Sir Martin emerged as a respected historian with a reputation for meticulously researching his material and stacking up well-crafted objective accounts of the past.

He eschewed publicity-grabbing theories in favour of measured, considered, balanced history.

When his first book about Second World War appeasement proved controversial, he was upset saying “I wanted to write a true history that was accepted, not controversial history that people challenged”.

While writing about the Holocaust, he repeatedly found material too awful to print.

Once, after reading all 42 volumes of the Nuremberg trials, he was handed 10 boxes of archive material sent to the Imperial War Musuem and unopened since 1947.

“A note inside said that the documents were not presented to the trials because they were thought too repellent even for a court of law,” he said.

“The information was not needed to convict people.
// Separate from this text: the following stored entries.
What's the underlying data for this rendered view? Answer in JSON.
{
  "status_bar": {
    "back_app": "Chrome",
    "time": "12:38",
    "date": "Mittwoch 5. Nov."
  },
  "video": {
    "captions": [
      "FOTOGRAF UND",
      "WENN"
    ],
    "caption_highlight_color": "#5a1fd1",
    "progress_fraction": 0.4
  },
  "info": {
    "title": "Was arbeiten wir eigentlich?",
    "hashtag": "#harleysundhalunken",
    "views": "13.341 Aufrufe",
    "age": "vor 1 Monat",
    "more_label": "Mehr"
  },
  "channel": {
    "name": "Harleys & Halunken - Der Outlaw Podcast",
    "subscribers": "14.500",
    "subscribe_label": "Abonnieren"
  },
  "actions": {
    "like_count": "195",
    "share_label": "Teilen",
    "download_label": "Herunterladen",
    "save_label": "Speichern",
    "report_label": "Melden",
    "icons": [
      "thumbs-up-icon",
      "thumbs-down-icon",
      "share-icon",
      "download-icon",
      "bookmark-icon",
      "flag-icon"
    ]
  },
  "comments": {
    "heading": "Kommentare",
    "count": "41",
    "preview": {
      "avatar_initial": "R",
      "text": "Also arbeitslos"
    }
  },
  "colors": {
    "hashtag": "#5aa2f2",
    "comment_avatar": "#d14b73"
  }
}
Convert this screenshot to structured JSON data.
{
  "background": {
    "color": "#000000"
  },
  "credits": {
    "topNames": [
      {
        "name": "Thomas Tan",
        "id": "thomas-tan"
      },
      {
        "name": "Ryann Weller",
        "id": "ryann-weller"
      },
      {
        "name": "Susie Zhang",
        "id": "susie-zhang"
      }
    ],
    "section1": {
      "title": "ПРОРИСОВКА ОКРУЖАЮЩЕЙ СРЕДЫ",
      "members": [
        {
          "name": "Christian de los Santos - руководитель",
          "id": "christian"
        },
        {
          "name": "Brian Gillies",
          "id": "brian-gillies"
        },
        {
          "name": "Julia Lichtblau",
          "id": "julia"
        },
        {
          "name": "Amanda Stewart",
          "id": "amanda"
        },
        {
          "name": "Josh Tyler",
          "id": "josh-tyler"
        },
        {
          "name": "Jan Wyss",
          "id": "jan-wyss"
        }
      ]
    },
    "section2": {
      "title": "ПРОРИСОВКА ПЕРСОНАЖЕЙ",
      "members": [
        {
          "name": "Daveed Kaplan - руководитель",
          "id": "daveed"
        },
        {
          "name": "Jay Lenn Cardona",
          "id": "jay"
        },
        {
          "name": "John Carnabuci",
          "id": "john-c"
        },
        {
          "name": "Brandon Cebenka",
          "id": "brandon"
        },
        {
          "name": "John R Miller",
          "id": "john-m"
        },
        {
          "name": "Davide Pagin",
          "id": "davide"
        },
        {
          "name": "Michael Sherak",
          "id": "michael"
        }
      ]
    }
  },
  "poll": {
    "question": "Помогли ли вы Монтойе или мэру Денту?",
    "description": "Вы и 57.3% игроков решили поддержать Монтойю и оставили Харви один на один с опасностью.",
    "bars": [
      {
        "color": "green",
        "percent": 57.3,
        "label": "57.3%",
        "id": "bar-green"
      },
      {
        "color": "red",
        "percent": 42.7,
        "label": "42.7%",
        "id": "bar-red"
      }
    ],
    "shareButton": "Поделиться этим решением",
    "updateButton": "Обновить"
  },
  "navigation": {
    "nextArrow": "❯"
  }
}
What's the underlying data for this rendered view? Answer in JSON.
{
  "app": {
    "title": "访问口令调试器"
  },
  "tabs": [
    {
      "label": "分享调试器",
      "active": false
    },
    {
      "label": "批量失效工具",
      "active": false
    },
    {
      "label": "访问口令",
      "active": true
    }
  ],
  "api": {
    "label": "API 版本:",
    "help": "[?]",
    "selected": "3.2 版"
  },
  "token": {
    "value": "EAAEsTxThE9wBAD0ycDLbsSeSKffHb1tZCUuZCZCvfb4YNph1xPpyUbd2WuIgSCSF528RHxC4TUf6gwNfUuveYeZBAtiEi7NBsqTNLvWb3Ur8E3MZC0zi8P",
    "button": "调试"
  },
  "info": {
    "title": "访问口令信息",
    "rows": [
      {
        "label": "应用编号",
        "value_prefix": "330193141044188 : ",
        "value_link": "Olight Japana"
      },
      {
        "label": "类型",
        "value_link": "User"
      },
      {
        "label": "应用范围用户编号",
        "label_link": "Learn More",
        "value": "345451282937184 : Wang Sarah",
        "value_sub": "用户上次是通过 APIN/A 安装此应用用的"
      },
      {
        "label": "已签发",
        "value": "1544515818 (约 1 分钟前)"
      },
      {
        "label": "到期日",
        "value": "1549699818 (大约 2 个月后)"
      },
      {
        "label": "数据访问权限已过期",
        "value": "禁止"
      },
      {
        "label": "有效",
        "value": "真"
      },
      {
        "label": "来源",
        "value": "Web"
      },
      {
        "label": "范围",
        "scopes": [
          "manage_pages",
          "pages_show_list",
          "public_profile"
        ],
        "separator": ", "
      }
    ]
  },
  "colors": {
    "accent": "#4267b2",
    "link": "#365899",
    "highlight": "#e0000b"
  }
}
It was about German atrocities against Serbs and I was physically sick.

“I realised you write honestly about atrocities but there are limits to what should be printed and there are personal limits.”

His published work includes six volumes of Churchill biography, 12 volumes of Churchill documents, books on the First and Second World Wars, a study of The Roots of Appeasement, and a three-volume History of the Twentieth Century.

He lectured widely on political and military history and accompanied both John Major and Gordon Brown on official visits to the Middle East.

Last May former prime minister Mr Brown opened a new library in honour of Sir Martin at Highgate School.

Having flown in from Washington, the Labour MP paid homage to Sir Martin’s service to British prime ministers over the years.

“I know he helped Lady Thatcher, John Major and Tony Blair, but he also helped me a great deal with his insights into history,” he said.

“I know he advised Harold Wilson even before them, but at every point Martin was available and he wanted to believe that the best outcomes were possible.

“A genuine humanitarian, someone whose writing of history taught him we could always do better in the future if we are able to learn the lessons of history.”